We landed in Franco's Spain, though as a child I was more focused on the layout of the British School in Son Rapinya than on the politics of a military dictatorship. Still, even if I didn’t understand the context, I was living inside it. Mallorquín—the local dialect closely related to Catalan—was very much suppressed. And because we moved into Son Vida, a polished golf estate far removed from village life, I didn’t hear it spoken. The Spanish kids I did eventually meet spoke Castellano—the Spanish equivalent of the Queen’s English.
For the first few years, though, there weren’t many Spanish kids in my orbit. I went to English-medium schools. The British School. Then Belver. Then, finally, King's College, a new institution styled after the British public school model—complete with uniforms and teachers who clearly thought they’d end up somewhere more respectable than an ex-nunnery in Genova.
It wasn’t until my dad bought me a motorbike that things shifted. I was about 10. Suddenly I had access. I started making Spanish friends—Juan Carlos Sobron, Bubi Sanso, and others whose names I wish I could remember. It’s amazing how quickly immersion works. By the time we left Mallorca, I was dreaming in Spanish. I thought in Spanish. I’d argue my grasp of it then was as strong—if not stronger—than my English. I’ve been told in adulthood that my accent is still excellent, and that’s down to who I learned it from: upper-middle-class Spaniards whose speech was as proper as their bike skills were terrifying.

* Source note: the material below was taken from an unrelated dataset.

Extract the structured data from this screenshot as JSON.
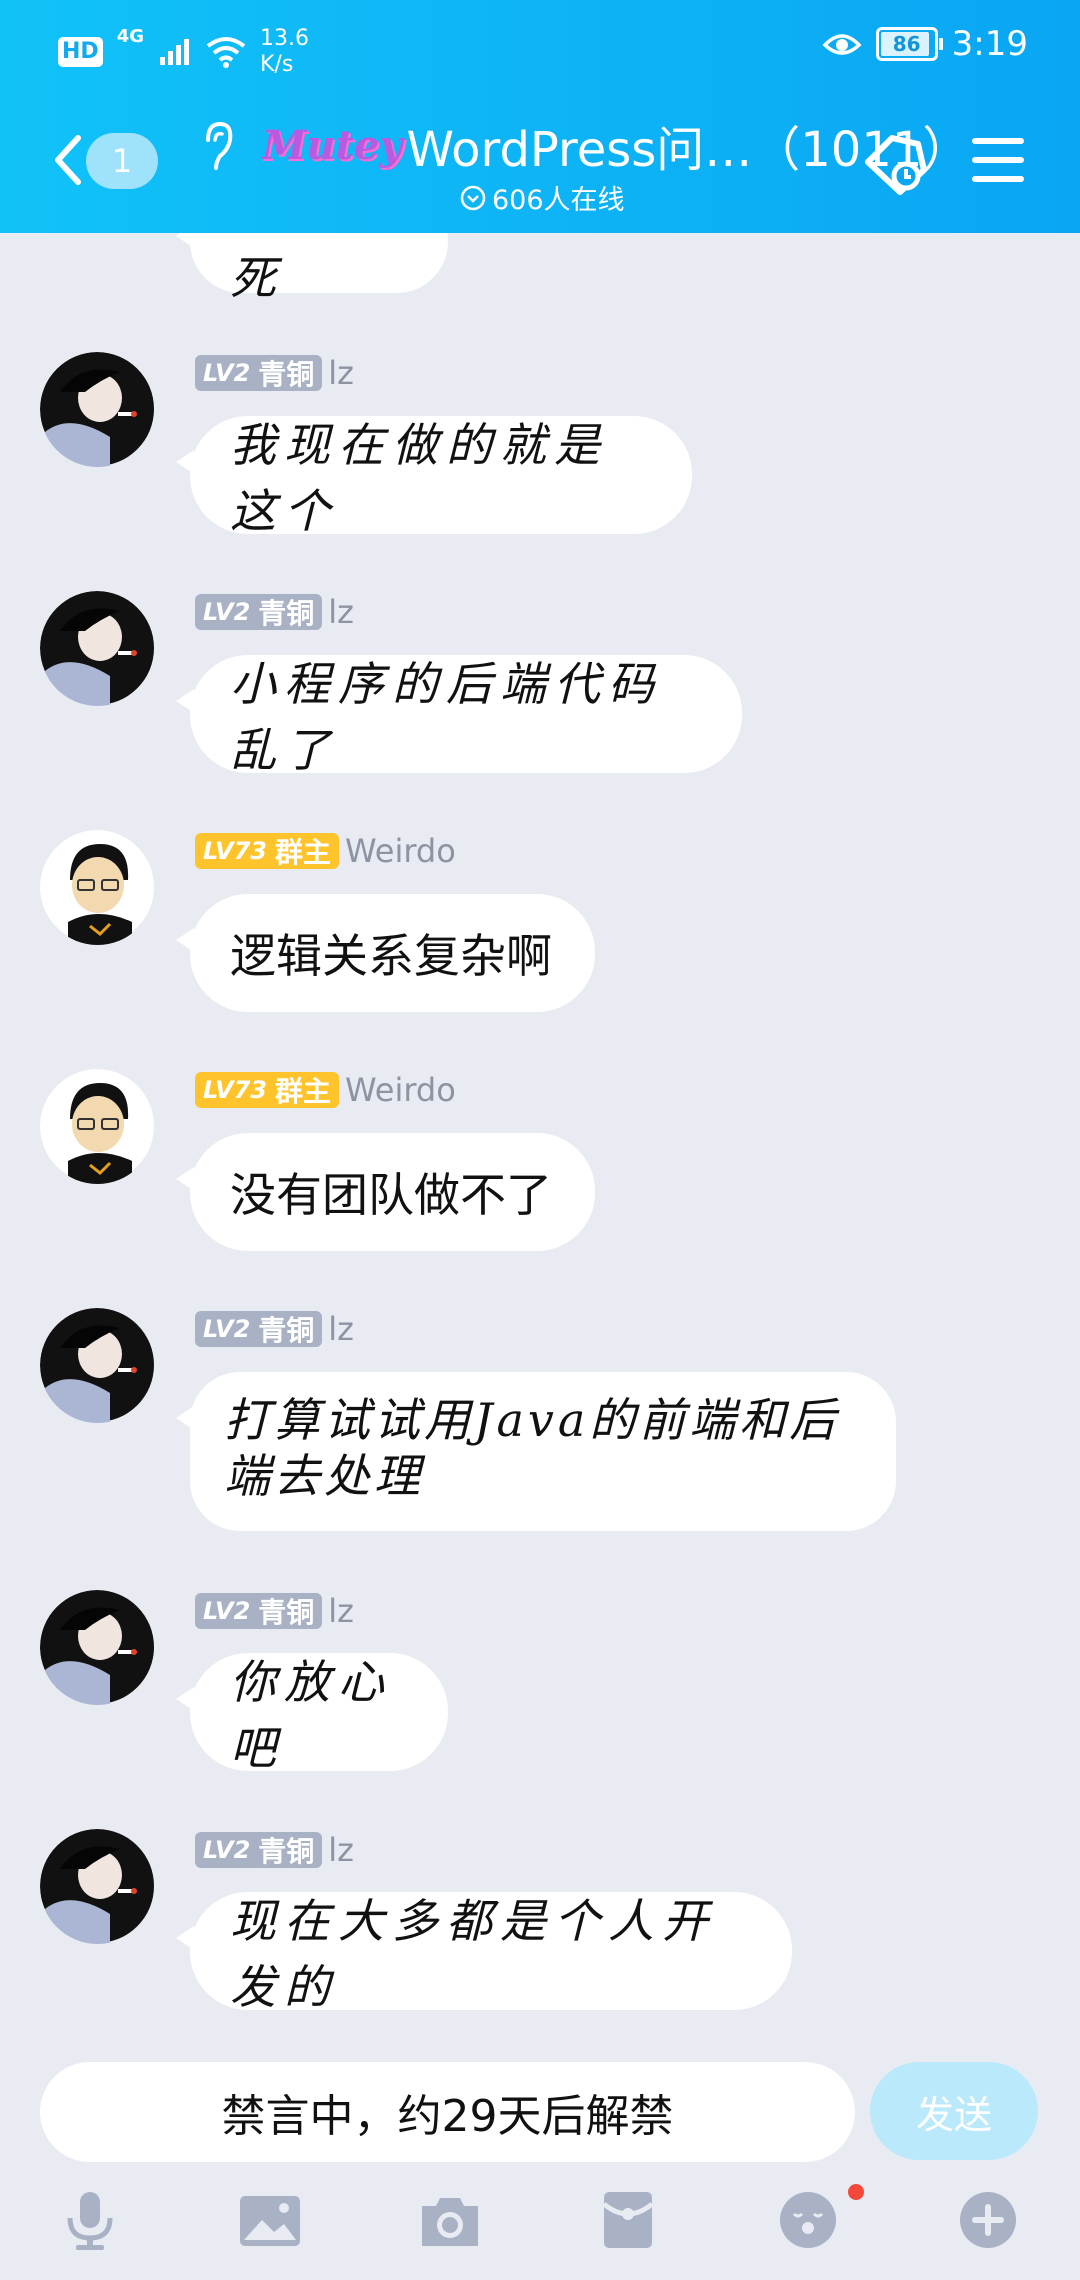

On the English side of the fence, there were the school friends. Nicky Fremgen. Ian Kinnear. A handful of others whose houses I’d visit for sleepovers and weekend mischief. Many of us are still connected on Facebook.
My parents’ social life was bridge. And playing bridge involved a lot of alcohol. The community of expats they socialised with—Ben and Edna Lynn, Alva and Joan Terry, and others—could sink a bottle of brandy with the same ease as they shuffled a deck of cards. Niels once brought my father a prized bottle of Oude Meester from South Africa. Alva drank the whole thing in one sitting and still wanted to head out on the town. These were not people who sipped. These were people who poured with intent.
And my schooling? Honestly, I have only good memories. There were great teachers: Mr. Boyle, my English teacher at King's College, who I still think of as a genuinely brilliant educator. Mr. Locke, who took us skiing in the Pyrenees. Miss Peary, who tried valiantly to control us. Miss Jones and Mr. Quinn, the headmistress and headmaster, respectively. They created something special, even if they couldn’t quite stop us from throwing actual rocks at each other during break time.
What I know now is that those years shaped me. I arrived a frightened child and left a slightly taller, sunburnt, marginally more confident version of the same thing. But I’d also had adventures. Romances. Summers that stretched forever. I’d been given something rich and strange and beautiful—and then it was all ripped away again when we left for South Africa.
Mallorca wasn’t perfect. But it was mine. And somewhere in those years, I’d become part of it.